Lenawee United Way announces county-wide grants 1.27.10

Written by David Green.

Lenawee United Way board members met Jan. 19 and established funding priorities for 15 programs. The funding cycle will begin in April and continue through July 2012.

Priority issues identified in the agency’s community investment process includes basic needs, financial stability and health.

Last month, 26 volunteers representing a cross-section of the community reviewed 25 proposals from 22 county agencies.

The following proposals were approved for funding:

• Adrian Medical Clinic (Family Medical Center) $35,000;

• Childcare (Adrian Community Preschool) $20,000;

• Children’s Advocacy Program (Family Counseling & Children’s Services), $50,000;

• Citizenship and Community Life (HOPE Community Center), $35,000;

• Club-based Mentoring (Boys & Girls Club of Lenawee), $17,000;

• Complete Approach to Self-sufficiency (Community Action Agency), $45,000;

• Counseling Voucher Program (Catholic Charities/Family Counseling & Children’s Services), $45,000;

• Daily Distributions (Associated Charities), $45,000;

• Family Support Program (Child Care Network), $20,000;

• Homeless to Home Ownership (Habitat for Humanity), $20,000;

• Housing First (Lenawee Emergency & Affordable Housing Corporation), $50,000;

• Lenawee Dental Clinic (Family Medical Center), $45,000;

• Legal Advice and Representation (Legal Services of South Central Michigan), $25,000;

• Workers on Wheels (Goodwill Industries), $30,000;

• Youth Start (Goodwill Industries), $18,000.

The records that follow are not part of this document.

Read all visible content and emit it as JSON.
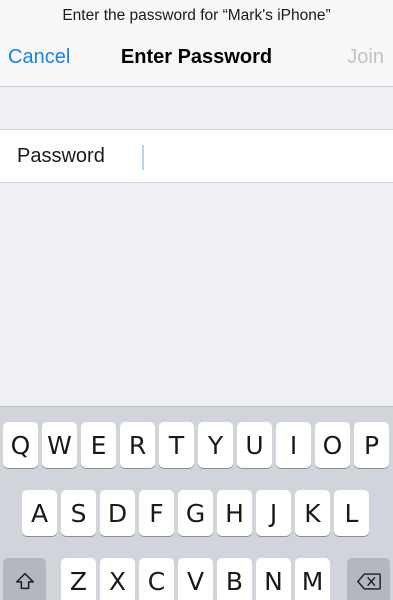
{
  "header": {
    "prompt": "Enter the password for “Mark's iPhone”",
    "cancel_label": "Cancel",
    "title": "Enter Password",
    "join_label": "Join"
  },
  "password_field": {
    "label": "Password",
    "value": "",
    "placeholder": ""
  },
  "keyboard": {
    "row1": [
      "Q",
      "W",
      "E",
      "R",
      "T",
      "Y",
      "U",
      "I",
      "O",
      "P"
    ],
    "row2": [
      "A",
      "S",
      "D",
      "F",
      "G",
      "H",
      "J",
      "K",
      "L"
    ],
    "row3": [
      "Z",
      "X",
      "C",
      "V",
      "B",
      "N",
      "M"
    ],
    "shift_icon": "shift-icon",
    "backspace_icon": "backspace-icon"
  },
  "colors": {
    "accent": "#1a82e0",
    "disabled": "#c3c3c7",
    "background": "#efeff4",
    "keyboard": "#d1d4da"
  }
}
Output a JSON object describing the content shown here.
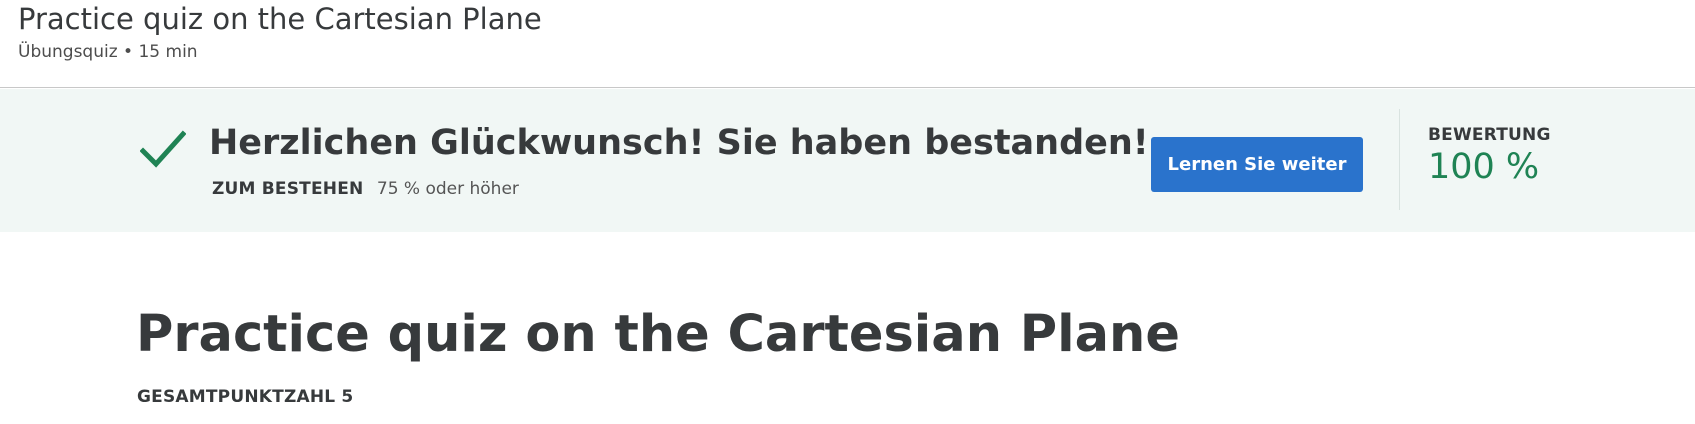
{
  "header": {
    "title": "Practice quiz on the Cartesian Plane",
    "subtitle": "Übungsquiz • 15 min"
  },
  "banner": {
    "icon": "checkmark-icon",
    "headline": "Herzlichen Glückwunsch! Sie haben bestanden!",
    "pass_label": "ZUM BESTEHEN",
    "pass_value": "75 % oder höher",
    "continue_label": "Lernen Sie weiter",
    "grade_label": "BEWERTUNG",
    "grade_value": "100 %",
    "colors": {
      "background": "#f1f7f5",
      "success": "#1f8354",
      "button": "#2a73cc"
    }
  },
  "main": {
    "title": "Practice quiz on the Cartesian Plane",
    "points_label": "GESAMTPUNKTZAHL 5"
  }
}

In 2002 United Way of America encouraged local United Ways to approach funding through “community investment.” It called upon United Way agencies to focus on specific community-minded issues and to work with nonprofit groups to reach measurable goals.

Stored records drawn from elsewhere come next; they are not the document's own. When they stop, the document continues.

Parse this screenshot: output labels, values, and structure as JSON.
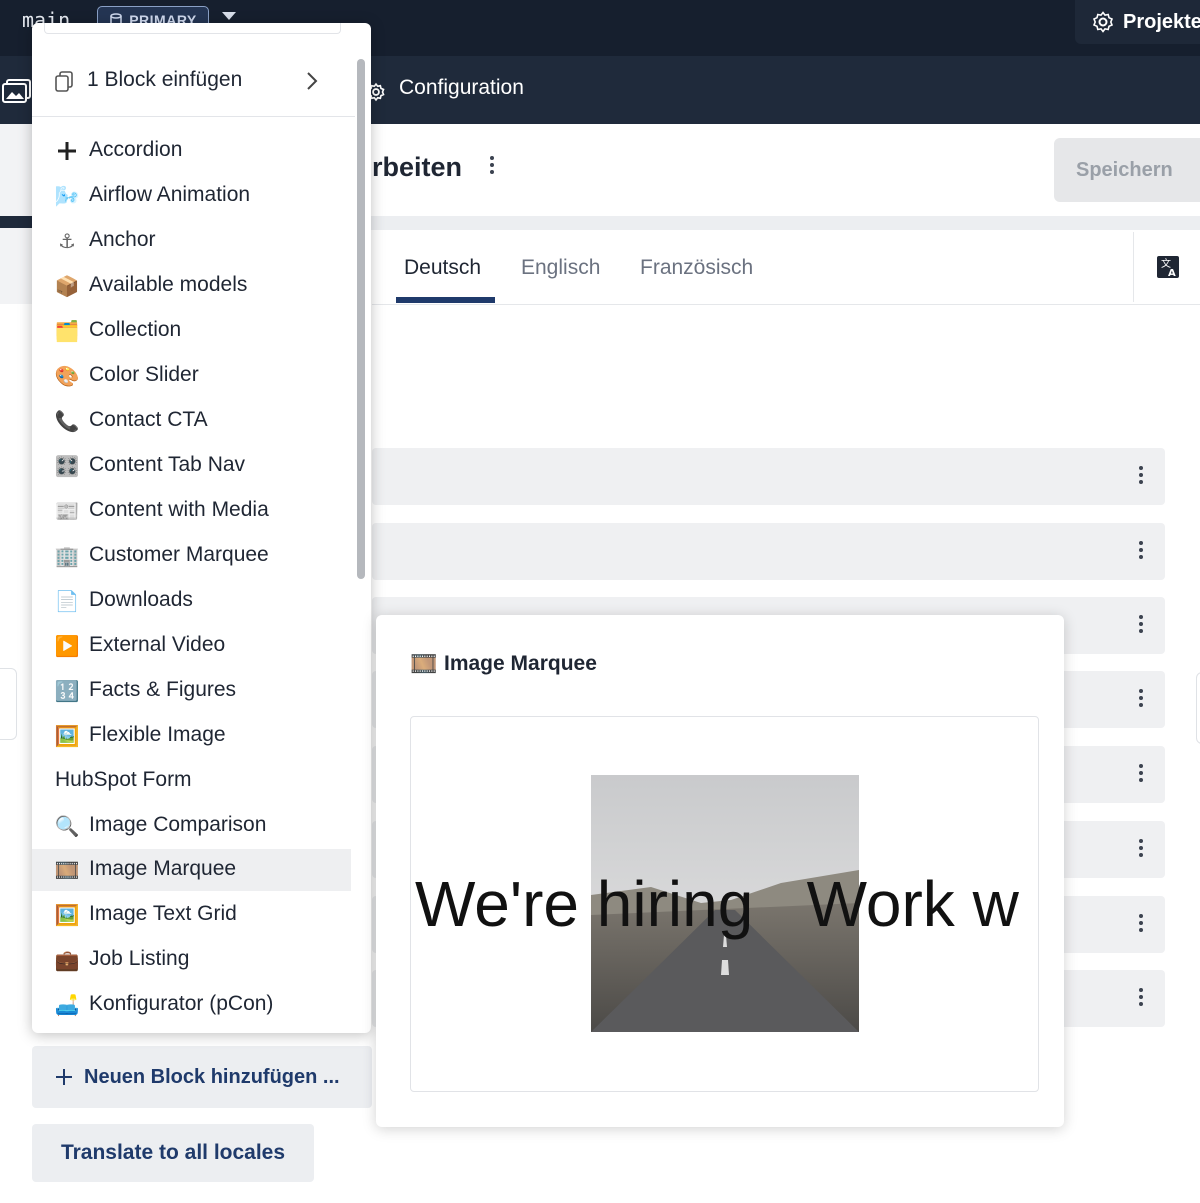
{
  "topbar": {
    "branch": "main",
    "badge": "PRIMARY",
    "project_label": "Projekte"
  },
  "navbar": {
    "configuration": "Configuration"
  },
  "page": {
    "title_partial": "rbeiten",
    "save_label": "Speichern"
  },
  "tabs": [
    {
      "label": "Deutsch",
      "active": true
    },
    {
      "label": "Englisch",
      "active": false
    },
    {
      "label": "Französisch",
      "active": false
    }
  ],
  "actions": {
    "add_block": "Neuen Block hinzufügen ...",
    "translate_all": "Translate to all locales"
  },
  "menu": {
    "insert_label": "1 Block einfügen",
    "items": [
      {
        "label": "Accordion",
        "icon": "plus-icon"
      },
      {
        "label": "Airflow Animation",
        "icon": "wind-icon"
      },
      {
        "label": "Anchor",
        "icon": "anchor-icon"
      },
      {
        "label": "Available models",
        "icon": "package-icon"
      },
      {
        "label": "Collection",
        "icon": "card-box-icon"
      },
      {
        "label": "Color Slider",
        "icon": "palette-icon"
      },
      {
        "label": "Contact CTA",
        "icon": "phone-icon"
      },
      {
        "label": "Content Tab Nav",
        "icon": "control-knobs-icon"
      },
      {
        "label": "Content with Media",
        "icon": "newspaper-icon"
      },
      {
        "label": "Customer Marquee",
        "icon": "office-building-icon"
      },
      {
        "label": "Downloads",
        "icon": "page-icon"
      },
      {
        "label": "External Video",
        "icon": "play-icon"
      },
      {
        "label": "Facts & Figures",
        "icon": "numbers-icon"
      },
      {
        "label": "Flexible Image",
        "icon": "framed-picture-icon"
      },
      {
        "label": "HubSpot Form",
        "icon": ""
      },
      {
        "label": "Image Comparison",
        "icon": "magnifier-icon"
      },
      {
        "label": "Image Marquee",
        "icon": "film-icon",
        "selected": true
      },
      {
        "label": "Image Text Grid",
        "icon": "framed-picture-icon"
      },
      {
        "label": "Job Listing",
        "icon": "briefcase-icon"
      },
      {
        "label": "Konfigurator (pCon)",
        "icon": "sofa-icon"
      }
    ]
  },
  "preview": {
    "title": "Image Marquee",
    "marquee_text": "We're hiring   Work w"
  },
  "colors": {
    "topbar": "#161f2e",
    "navbar": "#1f2a3b",
    "accent": "#1f3a6b"
  }
}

In 2007, the Lenawee United Way board of directors voted and approved a community investment model for Lenawee County. This model invests in agencies and programs that show marked improvement and measurable results over time, with specific goals linked to priority areas.

Community investment is described as engagement and participation, with  a focus on critical human service needs in the community among the economically disadvantaged. Using this model allows donor dollars to have a greater impact on the recipients and gives donors the opportunity to do more with their contributions.

The Lenawee United Way fund-raising campaign continues through the next few months with final totals to be announced in June at the annual meeting.

The mission of Lenawee United Way is to mobilize community resources to create a measurably better life for the people of Lenawee County.